Where God's Kingdom Meets Man's Heart.
New Life, New Truth, New Way (Mt.16:21-29)
Following up on the theme, “How Personal Does God Want to Be?” Jesus pulls no punches with Peter. He has stated lovingly how much He cares for Peter by giving Him the keys to the Kingdom of Heaven. But there is something Jesus wants to make clear for Peter. A new and totally different attitude about life and death has to be embraced. It’s a radical departure from the world’s idea of survival and self-elevation. It begins with death to self-centeredness as the means to real life, spiritual life, eternal life. In order to get that across Jesus must go through persecution and physical death before that new life can be experienced. He has to be the example, the visible reality of this new life, the life of faith, faith as the means to facing every next moment regardless of circumstance or consequence.
Peter, true to the world’s conditioning, reacts by saying, “Never Lord, that shall never happen to you.” Jesus’ reaction to Peter here stands in dramatic contrast to the caring affection shown in Peter’s just having been given the gift of Heaven’s entrance. Peter needs this jarring moment of self-awareness to see himself as still very worldly and self-consumed.
Three attitudes are challenged here. First, Peter’s need to control circumstance. Second, Peter’s thinking he needs to defend God, not seeing God’s will as more important than his. Therefore, third, Peter’s need to surrender to God’s will. Add this fourth, Peter’s need to rely on the insight given by the Father as to who Jesus really was. What Jesus says goes, like it or not. It is that important and that extreme a difference from how Peter was conditioned by the world to think about God and the world around him. To really get Peter to face himself Jesus says to him, “Get behind me Satan! You are a stumbling block to me; you do not have in mind the things of God, but the things of men.” Is He speaking to Satan or Peter or both?
Peter’s self-righteousness needs this jolt, this lightning bolt, to let his mind, heart and spirit be open to the Holy Spirit’s leading to follow Jesus exactly as Jesus had directed. Again, regardless of the cost. And too, could this not be Jesus speaking to Satan who has influenced Peter, saying basically, “Get your hands off my people. You think differently than God. You want to control them. You have no place in their lives!” Peter and all of us need that reprimand. Jesus has deliberately exposed the perpetrator of sin and evil right there at the most critical point in both Peter’s and our life, the choice to follow God or self. Isn’t that really all of us at our weakest and most alone moments? God’s righteousness, living by faith, as opposed to our self-contrived righteousness, living by fear.
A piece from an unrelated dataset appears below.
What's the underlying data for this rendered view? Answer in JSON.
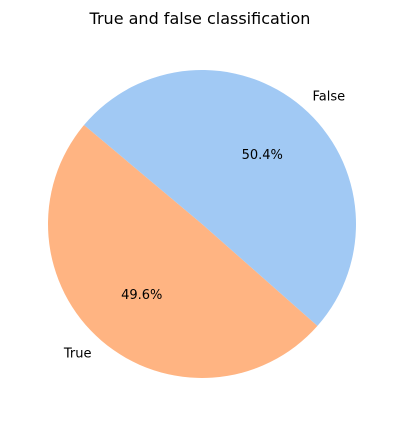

God’s intent here is noticeably clear. Faith is the personal evidence of His love. To rely on self-centered thinking and action is sin and sin brings evil. To believe in Jesus in our mind, trust Jesus in our heart and follow Jesus in the spirit is loving God with all your mind, heart, soul and strength. Now others can be loved not used, shared with not influenced by, not fitting in for acceptance by others but letting God outfit us, giving not taking, spiritually loving not faking being good to look good and feel good. Peter and all of us needed a new way to live. And Peter finds all that out after the Resurrection and when the gift of the Holy Spirit is given at Pentecost.
How personal does God want to be? That personal; mind, heart and spirit personal.